Even if you felt you were fundamentally right and the manager was scapegoating you, you'd just apologise so you could train and play again, after all, surely that's the dream no matter what else is going on and you wouldn't want to let your teammates down
The issue with this is that Sancho obviously believes he doesn't get a fair chance from EtH. And that means he doesn't believe he even gets the opportunity to help his teammates (or let them actively down). So why apologize, train under a manager you believe is wrongdoing you, when you can instead train with the reserves or whatever in a hopefully better climate? And on top, when EtH gets sacked you can play the victim card to come back under a new manager.
I am sure his first assumption is wrong, but when you accept that basic belief it is actually pretty sensible behaviour from Sancho.

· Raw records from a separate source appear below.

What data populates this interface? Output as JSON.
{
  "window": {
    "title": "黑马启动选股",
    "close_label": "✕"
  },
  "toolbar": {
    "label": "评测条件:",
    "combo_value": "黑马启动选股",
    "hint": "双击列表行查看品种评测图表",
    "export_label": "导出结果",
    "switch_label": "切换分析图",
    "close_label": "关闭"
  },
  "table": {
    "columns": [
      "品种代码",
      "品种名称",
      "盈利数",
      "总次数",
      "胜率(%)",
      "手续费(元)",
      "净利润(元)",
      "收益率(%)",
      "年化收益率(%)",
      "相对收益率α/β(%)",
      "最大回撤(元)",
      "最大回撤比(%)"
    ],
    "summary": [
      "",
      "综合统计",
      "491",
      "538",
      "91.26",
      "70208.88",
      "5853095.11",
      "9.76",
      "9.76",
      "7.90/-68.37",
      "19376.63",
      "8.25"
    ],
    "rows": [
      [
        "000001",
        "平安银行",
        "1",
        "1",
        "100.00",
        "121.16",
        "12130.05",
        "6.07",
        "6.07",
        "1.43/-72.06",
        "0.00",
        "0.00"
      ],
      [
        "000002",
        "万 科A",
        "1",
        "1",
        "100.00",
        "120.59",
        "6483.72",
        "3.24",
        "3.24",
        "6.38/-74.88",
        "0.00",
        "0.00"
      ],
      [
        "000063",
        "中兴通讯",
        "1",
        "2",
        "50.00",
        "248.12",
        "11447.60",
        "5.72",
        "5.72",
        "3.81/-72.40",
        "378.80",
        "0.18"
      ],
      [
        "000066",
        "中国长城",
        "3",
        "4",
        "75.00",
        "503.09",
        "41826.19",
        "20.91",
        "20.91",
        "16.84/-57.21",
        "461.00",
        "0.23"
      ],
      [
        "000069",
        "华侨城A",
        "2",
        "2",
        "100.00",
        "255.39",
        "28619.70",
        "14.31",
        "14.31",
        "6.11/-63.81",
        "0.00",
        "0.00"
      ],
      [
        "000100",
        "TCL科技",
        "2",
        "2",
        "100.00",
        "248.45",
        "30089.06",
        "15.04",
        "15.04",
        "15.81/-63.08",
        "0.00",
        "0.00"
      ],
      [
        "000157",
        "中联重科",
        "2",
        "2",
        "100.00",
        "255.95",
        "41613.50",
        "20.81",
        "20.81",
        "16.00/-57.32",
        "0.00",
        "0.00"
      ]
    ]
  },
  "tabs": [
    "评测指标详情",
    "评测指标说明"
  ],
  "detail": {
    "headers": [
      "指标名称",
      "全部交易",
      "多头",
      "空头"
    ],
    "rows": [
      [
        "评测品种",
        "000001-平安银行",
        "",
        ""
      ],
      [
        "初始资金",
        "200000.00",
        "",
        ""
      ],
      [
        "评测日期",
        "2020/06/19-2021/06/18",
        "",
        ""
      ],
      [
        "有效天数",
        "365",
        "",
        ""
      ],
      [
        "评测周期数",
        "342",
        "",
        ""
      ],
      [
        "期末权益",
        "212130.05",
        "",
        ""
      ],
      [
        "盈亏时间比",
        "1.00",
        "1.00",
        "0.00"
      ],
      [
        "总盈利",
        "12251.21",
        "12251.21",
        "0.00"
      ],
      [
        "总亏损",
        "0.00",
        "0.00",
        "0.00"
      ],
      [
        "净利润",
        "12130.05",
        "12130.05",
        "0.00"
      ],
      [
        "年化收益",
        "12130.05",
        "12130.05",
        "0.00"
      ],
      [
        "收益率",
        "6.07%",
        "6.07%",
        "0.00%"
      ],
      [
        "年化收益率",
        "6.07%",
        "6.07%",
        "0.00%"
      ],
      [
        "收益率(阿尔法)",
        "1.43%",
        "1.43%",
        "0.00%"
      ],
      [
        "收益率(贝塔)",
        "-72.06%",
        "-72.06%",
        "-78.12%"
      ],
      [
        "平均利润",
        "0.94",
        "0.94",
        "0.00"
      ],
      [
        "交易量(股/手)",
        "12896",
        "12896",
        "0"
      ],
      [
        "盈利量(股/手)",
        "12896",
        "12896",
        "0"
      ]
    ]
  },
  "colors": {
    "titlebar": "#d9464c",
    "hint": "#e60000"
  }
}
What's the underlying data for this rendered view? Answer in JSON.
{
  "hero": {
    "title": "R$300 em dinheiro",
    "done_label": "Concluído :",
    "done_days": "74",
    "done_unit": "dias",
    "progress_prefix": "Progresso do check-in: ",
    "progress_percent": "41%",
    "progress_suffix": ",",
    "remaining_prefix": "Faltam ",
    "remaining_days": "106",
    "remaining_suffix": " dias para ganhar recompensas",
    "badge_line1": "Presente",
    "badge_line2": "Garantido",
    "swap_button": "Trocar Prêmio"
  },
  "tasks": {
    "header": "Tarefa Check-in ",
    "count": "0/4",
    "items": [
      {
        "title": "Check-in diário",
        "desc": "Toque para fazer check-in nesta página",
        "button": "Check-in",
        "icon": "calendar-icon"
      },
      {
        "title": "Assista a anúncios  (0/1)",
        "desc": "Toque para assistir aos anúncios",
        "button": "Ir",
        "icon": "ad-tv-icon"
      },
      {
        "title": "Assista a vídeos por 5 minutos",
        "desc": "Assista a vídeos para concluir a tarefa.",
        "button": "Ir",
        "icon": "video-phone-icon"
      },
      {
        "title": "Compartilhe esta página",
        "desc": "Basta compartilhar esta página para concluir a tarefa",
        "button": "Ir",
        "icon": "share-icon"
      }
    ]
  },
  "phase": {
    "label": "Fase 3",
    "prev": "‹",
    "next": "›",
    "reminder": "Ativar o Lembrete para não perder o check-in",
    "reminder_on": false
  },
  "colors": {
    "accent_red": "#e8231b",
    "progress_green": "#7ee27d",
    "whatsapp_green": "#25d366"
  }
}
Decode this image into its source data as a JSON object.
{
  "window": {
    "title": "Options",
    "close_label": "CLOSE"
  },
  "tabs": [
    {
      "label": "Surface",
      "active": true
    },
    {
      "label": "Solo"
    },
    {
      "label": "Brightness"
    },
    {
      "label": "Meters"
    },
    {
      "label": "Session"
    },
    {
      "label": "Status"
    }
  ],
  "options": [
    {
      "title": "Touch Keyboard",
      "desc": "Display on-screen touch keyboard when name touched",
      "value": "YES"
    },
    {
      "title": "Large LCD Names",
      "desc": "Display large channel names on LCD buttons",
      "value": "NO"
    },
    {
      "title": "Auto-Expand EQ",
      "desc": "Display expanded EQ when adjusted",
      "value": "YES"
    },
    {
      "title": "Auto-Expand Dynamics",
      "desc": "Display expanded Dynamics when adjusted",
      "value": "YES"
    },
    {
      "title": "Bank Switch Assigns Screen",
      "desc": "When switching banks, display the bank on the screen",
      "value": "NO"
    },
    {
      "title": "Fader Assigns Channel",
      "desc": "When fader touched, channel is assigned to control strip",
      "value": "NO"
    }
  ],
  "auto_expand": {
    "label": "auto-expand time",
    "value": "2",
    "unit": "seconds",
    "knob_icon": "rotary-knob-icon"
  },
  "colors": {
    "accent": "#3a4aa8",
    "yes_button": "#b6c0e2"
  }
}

They're not, but it's your career also. If you can't put your ego aside to prove someone wrong for a second you'll never get anywhere in life. How do you think that looks on you also? Manager calls you out, you leave because he called you out. It's now your word against his and you're the one that left so it certainly doesn't look good on you.
You can only prove someone wrong who is willing to give you the chance to do that. If you think that this person already has made his mind up, then it is useless to even try.
And if you leave what's developing into a dumpster fire after a fight with the manager responsible for it, you don't look bad but look like someone who saw it coming and wasn't listened to.